As we grow older and when we are sick, our bodies produce fewer and fewer antioxidants and we become more dependent on steady doses of antioxidants in food.

Oxidative stress is a universal aspect of human biology that invariably erodes health. All efforts over the millennia and across societies, cultures, and diets to promote and sustain good health work to the degree they contain and neutralize oxidative stress.

All economic activity, technology, and life styles that contribute to oxidative stress pose a tax on human well-being. Unfortunately, thousands of chemicals do so, including the world’s most heavily used pesticide, glyphosate.

On January 11, 2023 a team of NIH and CDC scientists published an important paper entitled “Glyphosate Exposure and Urinary Oxidative Stress Biomarkers in the Agricultural Health Study “.

JNIC paper on oxidative stress in the Agricultural Health Study
JNIC paper on oxidative stress in the Agricultural Health Study

For the first time, solid data has shown that dermal exposure to glyphosate-based herbicides increases oxidative stress among more heavily exposed applicators.

The scientists selected ~1,600 pesticide applicators from the 57,000 enrolled in the NIH Agricultural Health Study. They collected urine samples from them and quantified levels of glyphosate and markers of oxidative stress in the urine.

The applicators with higher levels of glyphosate in their urine also had higher levels of known markers of oxidative stress.

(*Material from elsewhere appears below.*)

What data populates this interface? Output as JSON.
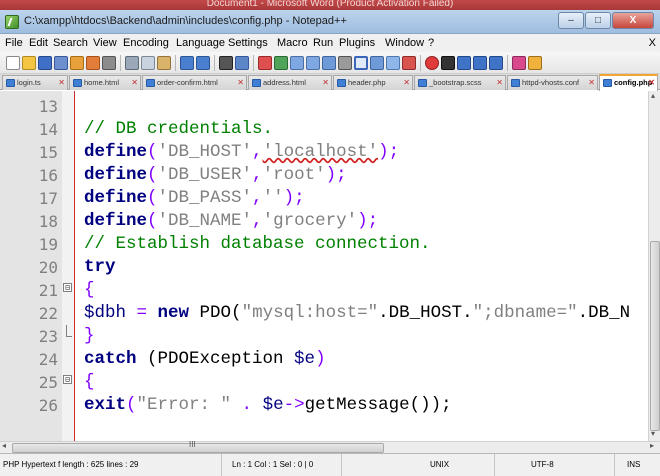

This paper provides clear evidence linking elevated oxidative stress to dermal exposures to glyphosate-based herbicides. This finding is important because it confirms that GBHs can increase the risk of cancer by triggering added oxidative stress.

On January 16, 2023 we published another new paper entitled “Genotoxicity Assays Published since 2016 Shed New Light on the Oncogenic Potential of Glyphosate-Based Herbicides”.

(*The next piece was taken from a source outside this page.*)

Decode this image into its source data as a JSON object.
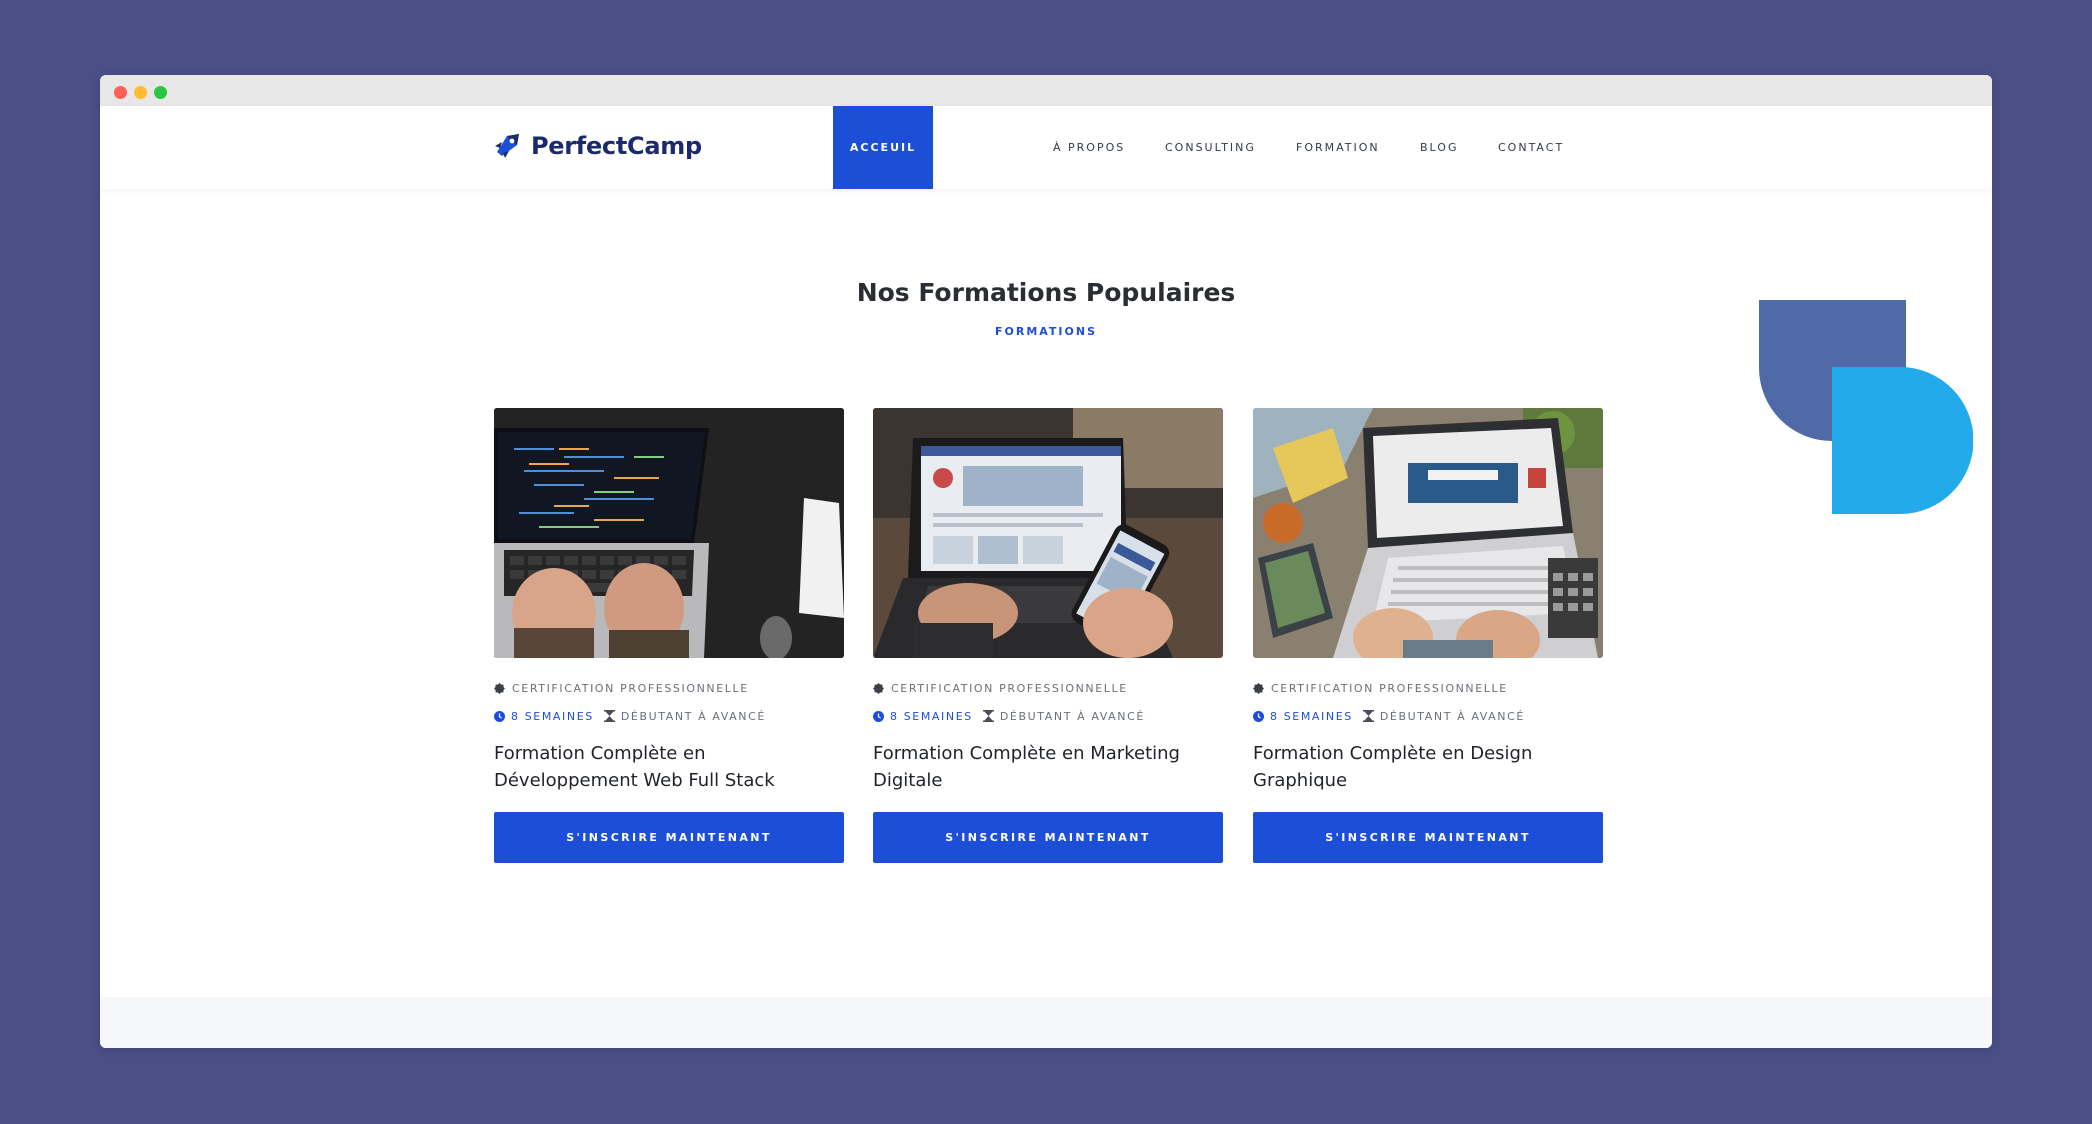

The authors include HHRA Executive Director Chuck Benbrook, Robin Mesnage, an HHRA advisor, and William Sawyer, a toxicologist. All three have worked as expert witnesses and consultants to law firms representing individuals who applied Roundup many times over years and have sued Bayer/Monsanto.

Our new paper explains that 84 out of 92 genotoxicity assays published since 2016 have reported a linkage between exposure to glyphosate or a formulated GBH herbicide and a genotoxic response indicative of, or associated with damage to DNA.

Moreover, out of the 84 assays showing such a linkage, elevated oxidative stress is highlighted among the reasons why.

GBHs are far from alone in triggering oxidative stress, but still, reducing exposures as much as possible will surely help many people who rely on a GBH for weed control keep up with the free radicals within them.